A criação de Comitês de Ética pode trazer vários benefícios a quem pretende incorporar IA em seus produtos e serviços. Eles ajudam a identificar, analisar e avaliar riscos éticos, trazem para dentro da organização diferentes perspectivas e impactos não pensados, e auxiliam a liderança na tomada de decisões difíceis. Eles podem contribuir para as políticas internas da organização e para a mudança da cultura entre empregados e colaboradores. Também podem providenciar um canal de comunicação entre a organização e a sociedade em geral, em especial clientes e pessoas afetadas pela tecnologia.
Acreditamos que essa estrutura não precisa ficar confinada aos grandes grupos e empresas de tecnologia. Pequenas e médias empresas podem recorrer a Comitês de Ética em IA criados por associações setoriais. Hubs de inovação podem se juntar e disponibilizar estruturas desse tipo para as startups incubadas, semelhante ao que acontece no projeto Digital Catapult do Reino Unido. É possível, até mesmo, se pensar em uma estrutura governamental e descentralizada, envolvendo universidades ou empresas, como já acontece com os Comitês de Ética em Pesquisa, organizados em uma rede nacional pelo Conselho Nacional de Saúde.

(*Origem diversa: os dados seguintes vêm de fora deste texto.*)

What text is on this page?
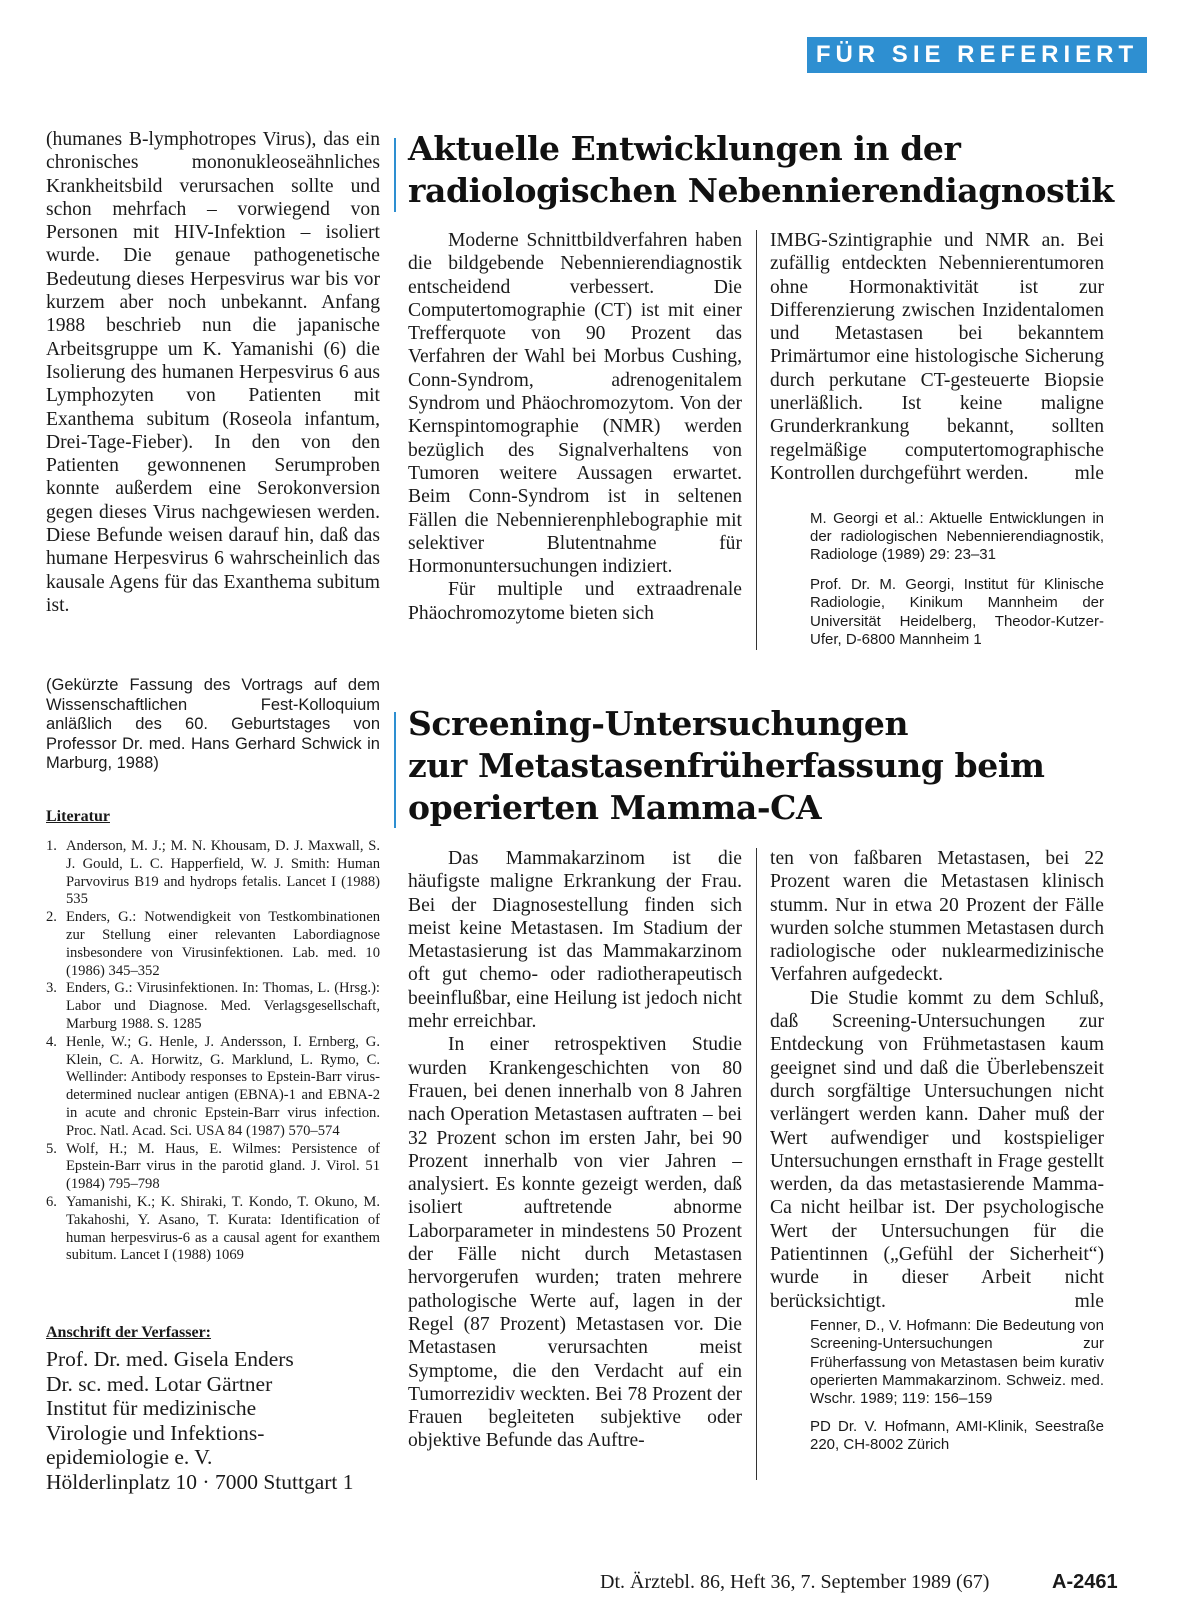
FÜR SIE REFERIERT

(humanes B-lymphotropes Virus), das ein chronisches mononukleoseähnliches Krankheitsbild verursachen sollte und schon mehrfach – vorwiegend von Personen mit HIV-Infektion – isoliert wurde. Die genaue pathogenetische Bedeutung dieses Herpesvirus war bis vor kurzem aber noch unbekannt. Anfang 1988 beschrieb nun die japanische Arbeitsgruppe um K. Yamanishi (6) die Isolierung des humanen Herpesvirus 6 aus Lymphozyten von Patienten mit Exanthema subitum (Roseola infantum, Drei-Tage-Fieber). In den von den Patienten gewonnenen Serumproben konnte außerdem eine Serokonversion gegen dieses Virus nachgewiesen werden. Diese Befunde weisen darauf hin, daß das humane Herpesvirus 6 wahrscheinlich das kausale Agens für das Exanthema subitum ist.

(Gekürzte Fassung des Vortrags auf dem Wissenschaftlichen Fest-Kolloquium anläßlich des 60. Geburtstages von Professor Dr. med. Hans Gerhard Schwick in Marburg, 1988)

Literatur

1. Anderson, M. J.; M. N. Khousam, D. J. Maxwall, S. J. Gould, L. C. Happerfield, W. J. Smith: Human Parvovirus B19 and hydrops fetalis. Lancet I (1988) 535
2. Enders, G.: Notwendigkeit von Testkombinationen zur Stellung einer relevanten Labordiagnose insbesondere von Virusinfektionen. Lab. med. 10 (1986) 345–352
3. Enders, G.: Virusinfektionen. In: Thomas, L. (Hrsg.): Labor und Diagnose. Med. Verlagsgesellschaft, Marburg 1988. S. 1285
4. Henle, W.; G. Henle, J. Andersson, I. Ernberg, G. Klein, C. A. Horwitz, G. Marklund, L. Rymo, C. Wellinder: Antibody responses to Epstein-Barr virus-determined nuclear antigen (EBNA)-1 and EBNA-2 in acute and chronic Epstein-Barr virus infection. Proc. Natl. Acad. Sci. USA 84 (1987) 570–574
5. Wolf, H.; M. Haus, E. Wilmes: Persistence of Epstein-Barr virus in the parotid gland. J. Virol. 51 (1984) 795–798
6. Yamanishi, K.; K. Shiraki, T. Kondo, T. Okuno, M. Takahoshi, Y. Asano, T. Kurata: Identification of human herpesvirus-6 as a causal agent for exanthem subitum. Lancet I (1988) 1069

Anschrift der Verfasser:

Prof. Dr. med. Gisela Enders

Dr. sc. med. Lotar Gärtner

Institut für medizinische

Virologie und Infektions-

epidemiologie e. V.

Hölderlinplatz 10 · 7000 Stuttgart 1

Aktuelle Entwicklungen in der
radiologischen Nebennierendiagnostik

Moderne Schnittbildverfahren haben die bildgebende Nebennierendiagnostik entscheidend verbessert. Die Computertomographie (CT) ist mit einer Trefferquote von 90 Prozent das Verfahren der Wahl bei Morbus Cushing, Conn-Syndrom, adrenogenitalem Syndrom und Phäochromozytom. Von der Kernspintomographie (NMR) werden bezüglich des Signalverhaltens von Tumoren weitere Aussagen erwartet. Beim Conn-Syndrom ist in seltenen Fällen die Nebennierenphlebographie mit selektiver Blutentnahme für Hormonuntersuchungen indiziert.

Für multiple und extraadrenale Phäochromozytome bieten sich

IMBG-Szintigraphie und NMR an. Bei zufällig entdeckten Nebennierentumoren ohne Hormonaktivität ist zur Differenzierung zwischen Inzidentalomen und Metastasen bei bekanntem Primärtumor eine histologische Sicherung durch perkutane CT-gesteuerte Biopsie unerläßlich. Ist keine maligne Grunderkrankung bekannt, sollten regelmäßige computertomographische Kontrollen durchgeführt werden.	mle

M. Georgi et al.: Aktuelle Entwicklungen in der radiologischen Nebennierendiagnostik, Radiologe (1989) 29: 23–31

Prof. Dr. M. Georgi, Institut für Klinische Radiologie, Kinikum Mannheim der Universität Heidelberg, Theodor-Kutzer-Ufer, D-6800 Mannheim 1

Screening-Untersuchungen
zur Metastasenfrüherfassung beim
operierten Mamma-CA

Das Mammakarzinom ist die häufigste maligne Erkrankung der Frau. Bei der Diagnosestellung finden sich meist keine Metastasen. Im Stadium der Metastasierung ist das Mammakarzinom oft gut chemo- oder radiotherapeutisch beeinflußbar, eine Heilung ist jedoch nicht mehr erreichbar.

In einer retrospektiven Studie wurden Krankengeschichten von 80 Frauen, bei denen innerhalb von 8 Jahren nach Operation Metastasen auftraten – bei 32 Prozent schon im ersten Jahr, bei 90 Prozent innerhalb von vier Jahren – analysiert. Es konnte gezeigt werden, daß isoliert auftretende abnorme Laborparameter in mindestens 50 Prozent der Fälle nicht durch Metastasen hervorgerufen wurden; traten mehrere pathologische Werte auf, lagen in der Regel (87 Prozent) Metastasen vor. Die Metastasen verursachten meist Symptome, die den Verdacht auf ein Tumorrezidiv weckten. Bei 78 Prozent der Frauen begleiteten subjektive oder objektive Befunde das Auftre-

ten von faßbaren Metastasen, bei 22 Prozent waren die Metastasen klinisch stumm. Nur in etwa 20 Prozent der Fälle wurden solche stummen Metastasen durch radiologische oder nuklearmedizinische Verfahren aufgedeckt.

Die Studie kommt zu dem Schluß, daß Screening-Untersuchungen zur Entdeckung von Frühmetastasen kaum geeignet sind und daß die Überlebenszeit durch sorgfältige Untersuchungen nicht verlängert werden kann. Daher muß der Wert aufwendiger und kostspieliger Untersuchungen ernsthaft in Frage gestellt werden, da das metastasierende Mamma-Ca nicht heilbar ist. Der psychologische Wert der Untersuchungen für die Patientinnen („Gefühl der Sicherheit“) wurde in dieser Arbeit nicht berücksichtigt.	mle

Fenner, D., V. Hofmann: Die Bedeutung von Screening-Untersuchungen zur Früherfassung von Metastasen beim kurativ operierten Mammakarzinom. Schweiz. med. Wschr. 1989; 119: 156–159

PD Dr. V. Hofmann, AMI-Klinik, Seestraße 220, CH-8002 Zürich

Dt. Ärztebl. 86, Heft 36, 7. September 1989 (67)	A-2461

É nesse contexto que propomos recentemente um modelo para Comitês de Ética em IA, resultado de nossa pesquisa no Centro de Ensino e Pesquisa em Inovação (CEPI), da FGV Direito SP, com a contribuição de B3, Dasa, FICO e Hub Mandic. O documento tem o objetivo de auxiliar organizações de todos os tamanhos a implementar estruturas que auxiliem na abordagem de questões ligadas à ética de IA (ex.: comitês de ética, times de desenvolvimento etc.).
Ele detalha cinco pilares para adoção de Comitês de Ética em IA (finalidade, estrutura, poder, processo de decisão e composição) e aprofunda as possibilidades para a constituição e o funcionamento dessas estruturas. O relatório com a íntegra da pesquisa será divulgado agora em abril.
O framework (modelo) proposto pelo CEPI FGV Direito SP é inovador, porque traz medidas práticas que podem ser pensadas imediatamente. Ele tem como objetivo fomentar o debate público sobre a regulação da IA no Brasil, ao mesmo tempo em que auxilia organizações a adotar suas ferramentas relacionadas à ética de IA sem depender da existência de uma legislação, permitindo que as empresas sigam cumprindo a sua função social sem perder de vista a inovação tecnológica.
No evento de lançamento, realizado em março, discutimos o documento com importantes atores da academia e do mercado, além das instituições apoiadoras da pesquisa, com boa recepção.
Sentimos, assim, que há um solo fértil para que essa ideia ganhe força e possamos ter, então, produtos e serviços que usam Inteligência Artificial de maneira cada vez mais ética e responsável.